KanbanStats II: filter the process chart

Posted by Marcus Hammarberg on January 4, 2019
Stats

UPDATE I have learned new stuff. There are a better ways. Find the update here

This is the second post in my series where I show how you can get make powerful visualizations of process data. As before, my goal here is that you can dump your process data into one tab of my sheet and then the dashboard will make all the other calculations.

In the first post, I talked at some length about other goals of this tool and some of the principles I built these ideas on.

Speaking of those principles; in this post, I will violate one of them a bit, by adding a filter capability to the lead time chart, so that we can see just a part of the data.

The reason I want to do this is that, as it the chart stands now, it’s a bit too noisy and has a lot of outliers, for example.

The reason this is violating the principle is that I’ve yet to start filtering data out without running into problems. First, we can filter out some reasonable outliers (for example, everything with a lead time above 300 days…) and that might be good.
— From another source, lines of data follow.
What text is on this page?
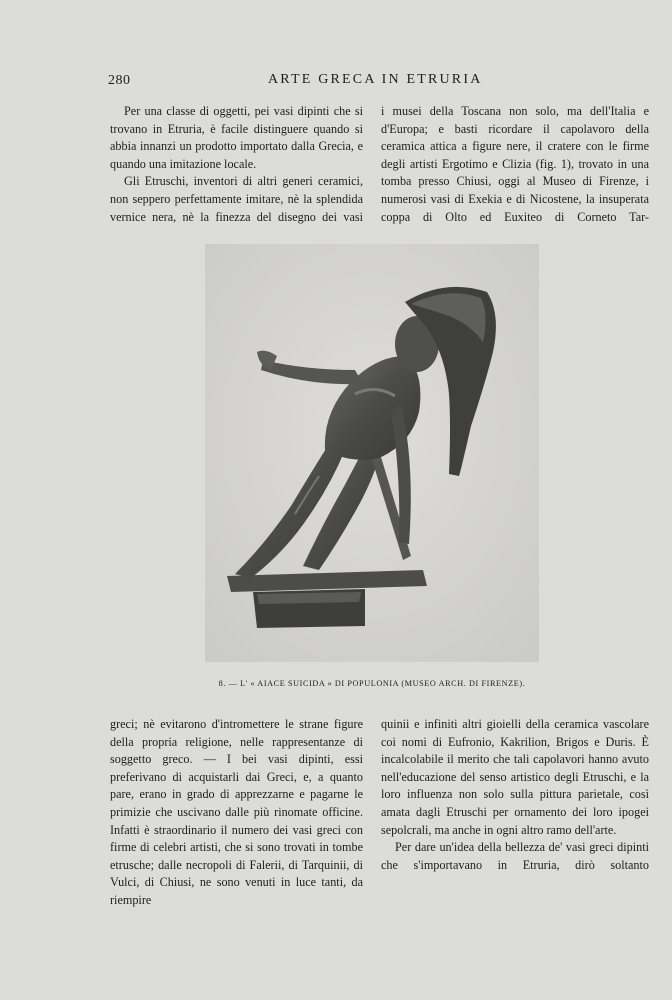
280	ARTE GRECA IN ETRURIA

Per una classe di oggetti, pei vasi dipinti che si trovano in Etruria, è facile distinguere quando si abbia innanzi un prodotto importato dalla Grecia, e quando una imitazione locale.

Gli Etruschi, inventori di altri generi ceramici, non seppero perfettamente imitare, nè la splendida vernice nera, nè la finezza del disegno dei vasi

i musei della Toscana non solo, ma dell'Italia e d'Europa; e basti ricordare il capolavoro della ceramica attica a figure nere, il cratere con le firme degli artisti Ergotimo e Clizia (fig. 1), trovato in una tomba presso Chiusi, oggi al Museo di Firenze, i numerosi vasi di Exekia e di Nicostene, la insuperata coppa di Olto ed Euxiteo di Corneto Tar-

8. — L' « AIACE SUICIDA » DI POPULONIA (MUSEO ARCH. DI FIRENZE).

greci; nè evitarono d'intromettere le strane figure della propria religione, nelle rappresentanze di soggetto greco. — I bei vasi dipinti, essi preferivano di acquistarli dai Greci, e, a quanto pare, erano in grado di apprezzarne e pagarne le primizie che uscivano dalle più rinomate officine. Infatti è straordinario il numero dei vasi greci con firme di celebri artisti, che si sono trovati in tombe etrusche; dalle necropoli di Falerii, di Tarquinii, di Vulci, di Chiusi, ne sono venuti in luce tanti, da riempire

quinii e infiniti altri gioielli della ceramica vascolare coi nomi di Eufronio, Kakrilion, Brigos e Duris. È incalcolabile il merito che tali capolavori hanno avuto nell'educazione del senso artistico degli Etruschi, e la loro influenza non solo sulla pittura parietale, così amata dagli Etruschi per ornamento dei loro ipogei sepolcrali, ma anche in ogni altro ramo dell'arte.

Per dare un'idea della bellezza de' vasi greci dipinti che s'importavano in Etruria, dirò soltanto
But then we see new outliers and want to take them out as well. Before long someone (probably ourselves) will ask: “That chart is nice now, but it’s not showing all the data”.

This filter is a tool and needs to be used with care. With great powers yada yada yada.

Also, I’m going to add this filtering-capability, so that we can filter on other things that might be useful; like the type of work or tags etc.

Setting it up

Just for clarity, I will do this as a separate tab calculating lead times “Leadtimes with filters”. I created it by making a duplicate of the “Lead time calculations”-tab. I kept the chart (that got copied) that is already showing the data in a nice way, but I changed the title to “Filtered lead times” to know what was what.

To get some more data to filter on I added a new column, copying over the “Size”-column from the “Raw data”-tab.

What are we trying to do here

The goal of all of this is to make a few lead time charts, like the one in the previous post:

  • Lead times for all items we estimated to S
  • Lead times for all items we estimated to M
  • Lead times for all items we estimated to L
  • Lead times for all with a lead time below 300

We want to do this without having to copy the data too many times, by using filtered views.

Basic filtering

Like any good spreadsheet application Google Sheets have a filter-view. I added it by clicking Data ->Create filter menu option.

What is really cool is that by filtering the data, the chart automatically gets updated. Try it out, by selecting only the items marked as “S” in size. There! Did you notice the dialog box at the bottom of the screen?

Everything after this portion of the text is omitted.